SIGCIS 2011 Workshop: Paper Panel 1: Creating Culture through Materials and Methods
Name: Joseph November
Institutional Affiliation: University of South Carolina
Email Address: november@sc.edu
Paper Type: Full Paper
Paper Title: Macromodules, Miniaturization, and the CPU’s Brief Removal from the Black Box
Paper Abstract:
Today, as in the early days of electronic digital computing, the central processing unit (CPU) is one of the few components in a computer that almost no users modify in any significant way. Beyond the occasional warranty-voiding attempt to boost a processor’s speed by manipulating its software controls, the device itself is generally left alone even by computing enthusiasts. Indeed, since the 1950s few CPU designers seriously considered developing means for users to configure in any way what is arguably the central component of any computer. However, there was in the late 1960s and early 1970s a sustained—but seldom-discussed—attempt to remove the CPU from the black box.
Sponsored by the National Institutes of Health and the Advanced Research Projects Agency (Department of Defense), the Computer Systems Laboratory (CSL) at Washington University (St.
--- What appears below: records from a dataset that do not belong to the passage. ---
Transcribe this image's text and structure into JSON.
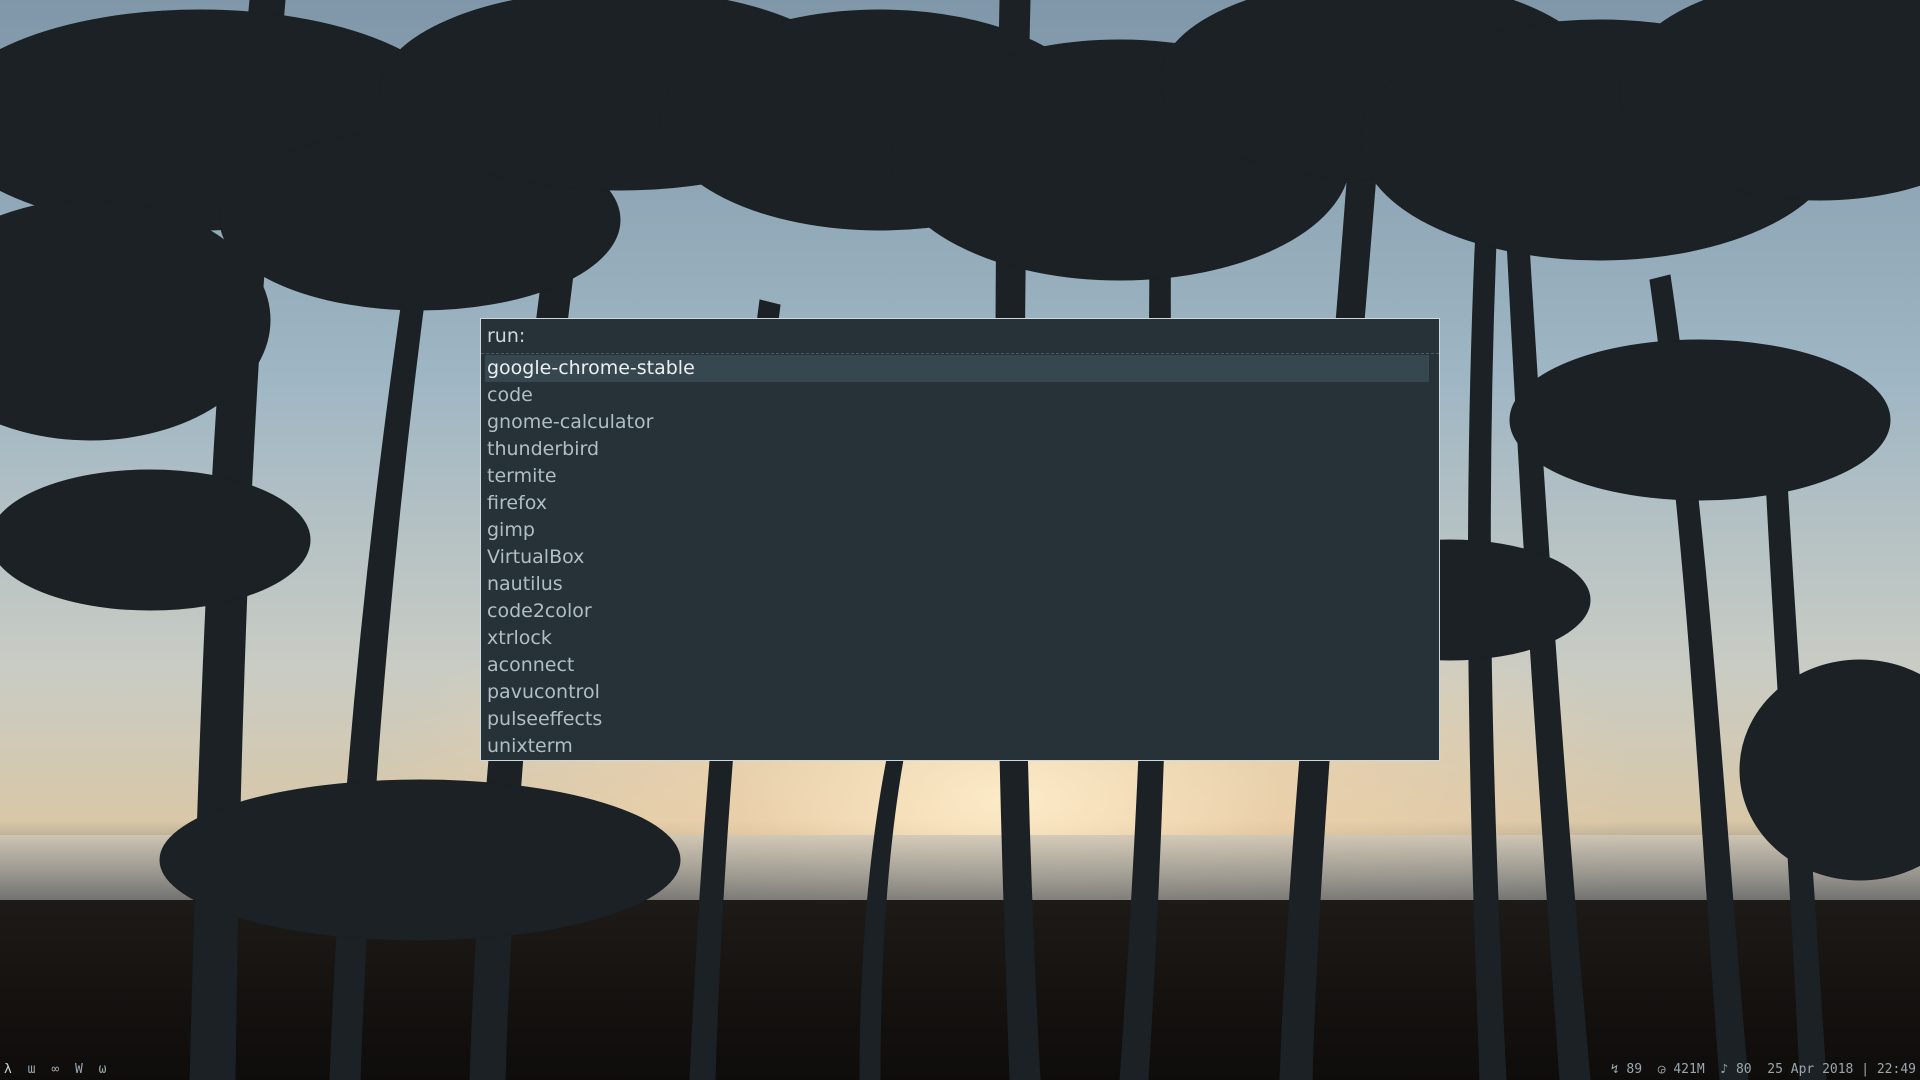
{
  "launcher": {
    "prompt_label": "run:",
    "input_value": "",
    "items": [
      {
        "label": "google-chrome-stable"
      },
      {
        "label": "code"
      },
      {
        "label": "gnome-calculator"
      },
      {
        "label": "thunderbird"
      },
      {
        "label": "termite"
      },
      {
        "label": "firefox"
      },
      {
        "label": "gimp"
      },
      {
        "label": "VirtualBox"
      },
      {
        "label": "nautilus"
      },
      {
        "label": "code2color"
      },
      {
        "label": "xtrlock"
      },
      {
        "label": "aconnect"
      },
      {
        "label": "pavucontrol"
      },
      {
        "label": "pulseeffects"
      },
      {
        "label": "unixterm"
      }
    ],
    "selected_index": 0
  },
  "statusbar": {
    "workspaces": [
      "λ",
      "ա",
      "∞",
      "W",
      "ω"
    ],
    "battery": "↯ 89",
    "memory": "◶ 421M",
    "volume": "♪ 80",
    "date": "25 Apr 2018",
    "separator": "|",
    "time": "22:49"
  },
  "colors": {
    "dialog_bg": "#263238",
    "selected_bg": "#37474f",
    "text": "#b0bec5",
    "selected_text": "#eceff1",
    "border": "#cfd8dc"
  }
}
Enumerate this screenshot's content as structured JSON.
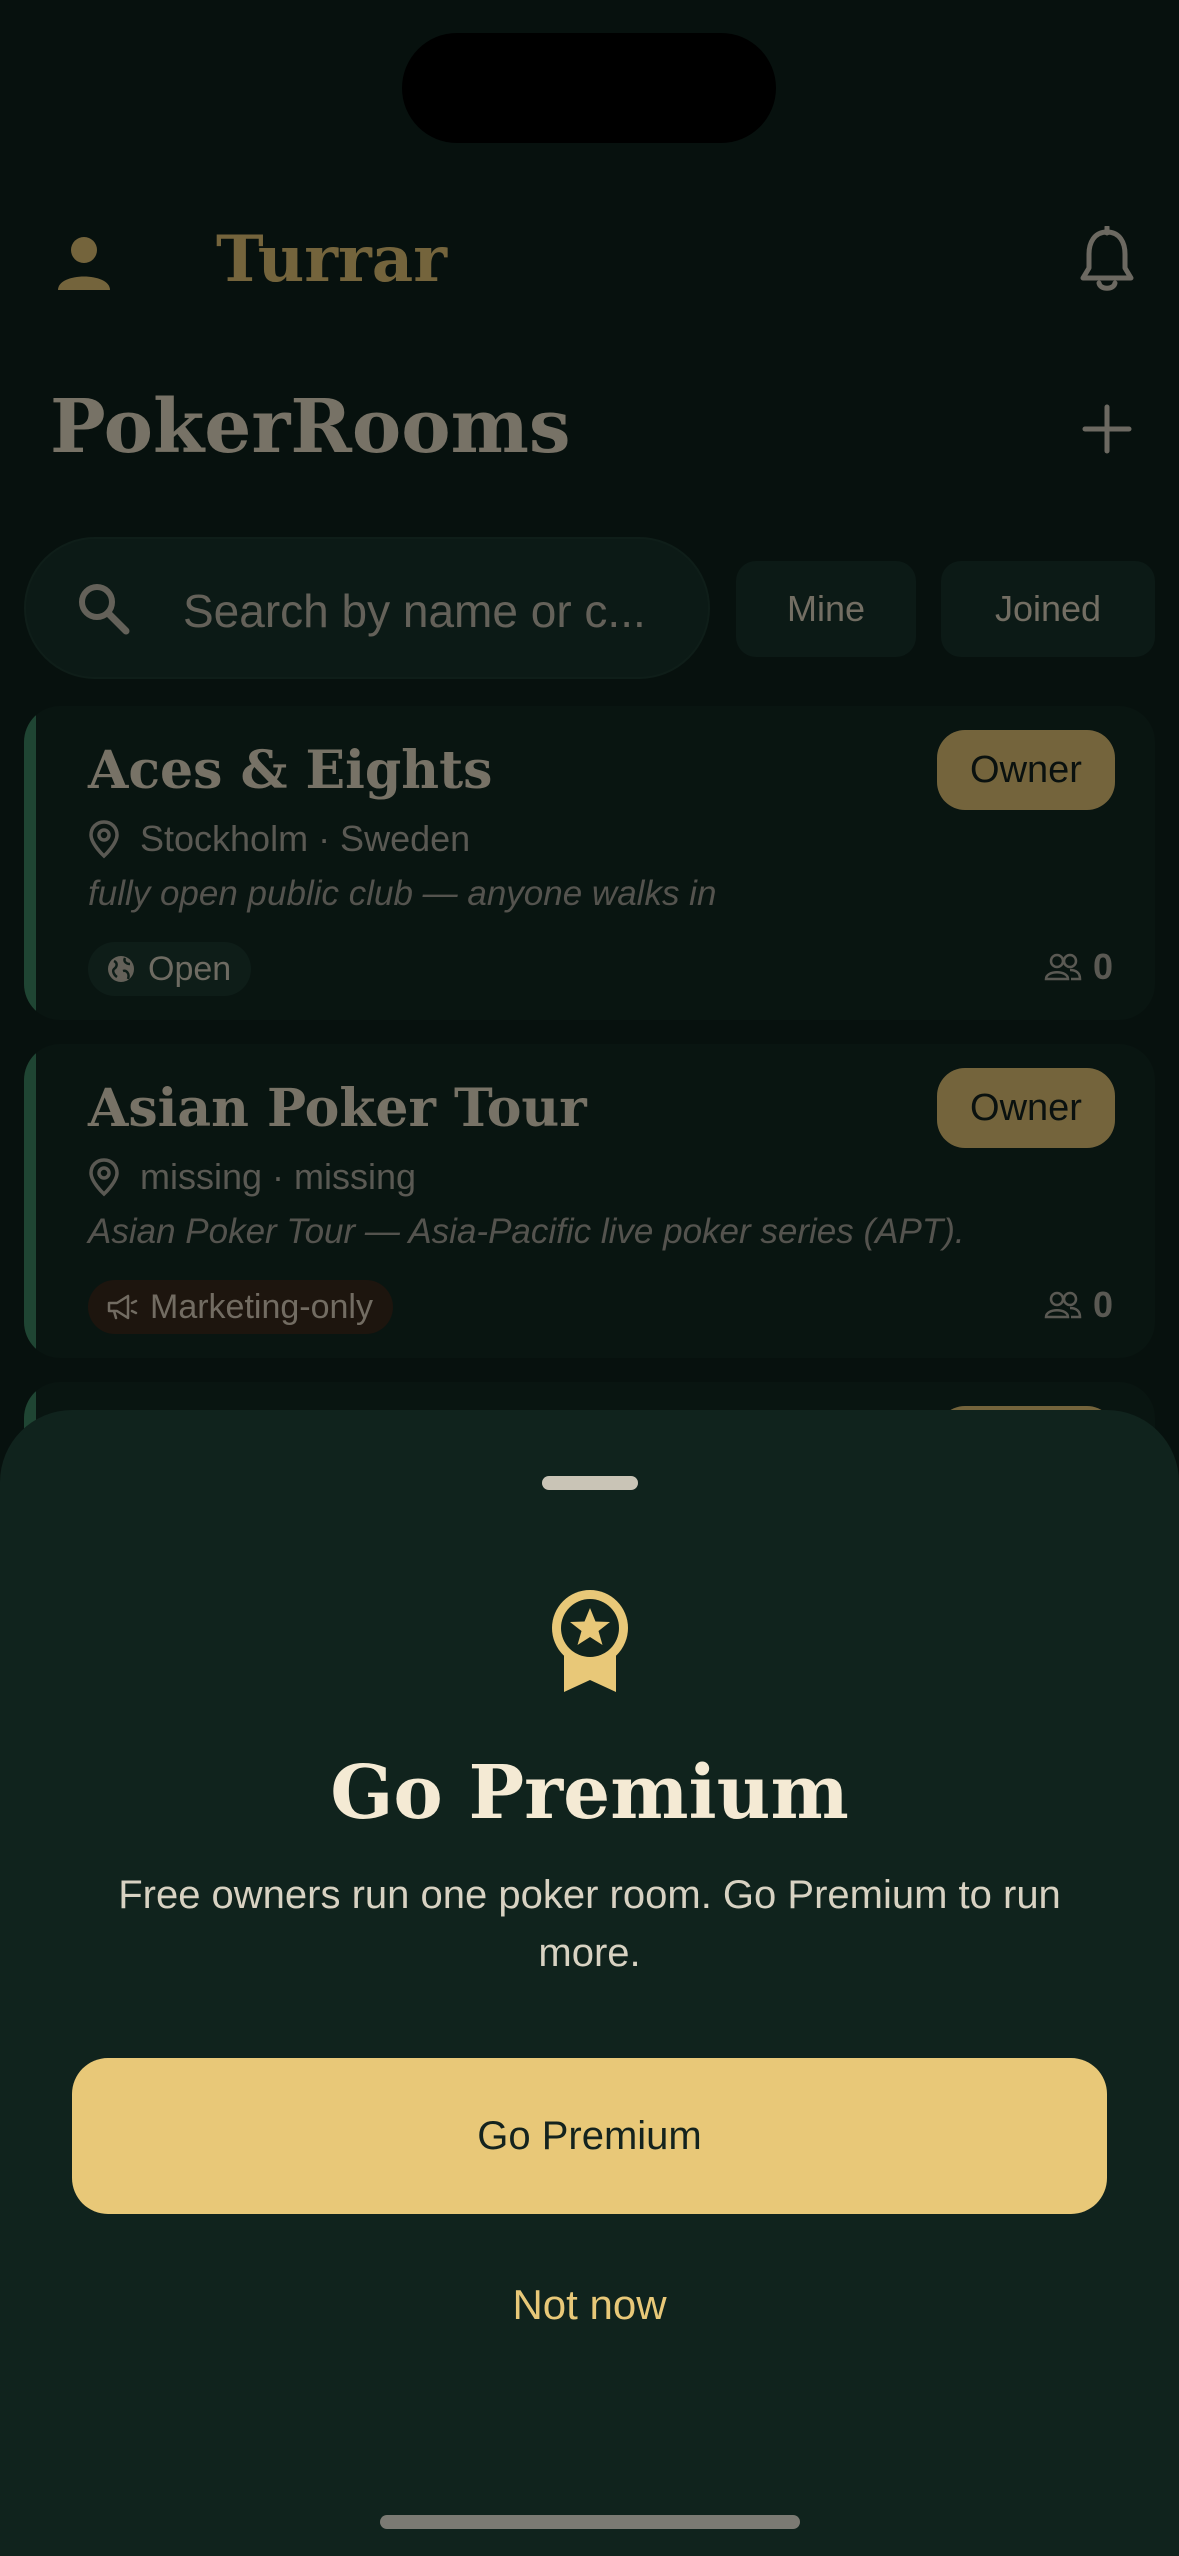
{
  "app": {
    "title": "Turrar"
  },
  "header": {
    "profile_icon": "person-icon",
    "notifications_icon": "bell-icon"
  },
  "page": {
    "title": "PokerRooms",
    "add_icon": "plus-icon"
  },
  "search": {
    "placeholder": "Search by name or c..."
  },
  "filters": [
    {
      "label": "Mine"
    },
    {
      "label": "Joined"
    }
  ],
  "rooms": [
    {
      "name": "Aces & Eights",
      "badge": "Owner",
      "location": "Stockholm · Sweden",
      "description": "fully open public club — anyone walks in",
      "tag": "Open",
      "tag_icon": "globe-icon",
      "members": "0"
    },
    {
      "name": "Asian Poker Tour",
      "badge": "Owner",
      "location": "missing · missing",
      "description": "Asian Poker Tour — Asia-Pacific live poker series (APT).",
      "tag": "Marketing-only",
      "tag_icon": "megaphone-icon",
      "members": "0"
    }
  ],
  "sheet": {
    "icon": "award-ribbon-icon",
    "title": "Go Premium",
    "body": "Free owners run one poker room. Go Premium to run more.",
    "primary_button": "Go Premium",
    "secondary_button": "Not now"
  },
  "colors": {
    "accent": "#e8c878",
    "background": "#0e221c",
    "sheet": "#10231d",
    "card_stripe": "#3f8a66"
  }
}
Louis, USA) undertook a decade-long effort to develop “macromodules,” essentially building blocks which “electronically-naïve” biology lab workers could assemble from kits in order to construct large and complex computers. As part of putting together their own computers, these users would design and build their own central processors, an activity then—and still now—widely regarded as unthinkable for non-specialists, whether they buy computers pre-assembled or construct them from kits. By examining the methods and motivations of the CSL’s macromodules project, this paper seeks to bring to light: 1) the power dynamic in relations between computer developers, their sponsors, and users; 2) how CSL designers sought to alter this dynamic by putting control over the configuration of the CPU in the hands of the users; 3) how miniaturization, starting in the mid 1970s, restored the black box containing the CPU and thereby restored an arrangement between computer developers and users that has persisted ever since.
Beyond influencing CPU design, the macromodules project shaped many efforts in the 1970s by biomedical laboratories to build improvisational systems that would be best suited to their work. These systems were crucial in a number of advances in physiology and molecular biology. Furthermore, macromodules propelled many biomedical research personnel into the 1970s “homebrew” culture of assembling personal computers from kits. While most of the priorities of the CSL macromodules effort remain unrealized, the heavy presence of biologists and research physicians in early personal computing circles ensured that many of the project’s ideals were conveyed to the pioneers of personal computing.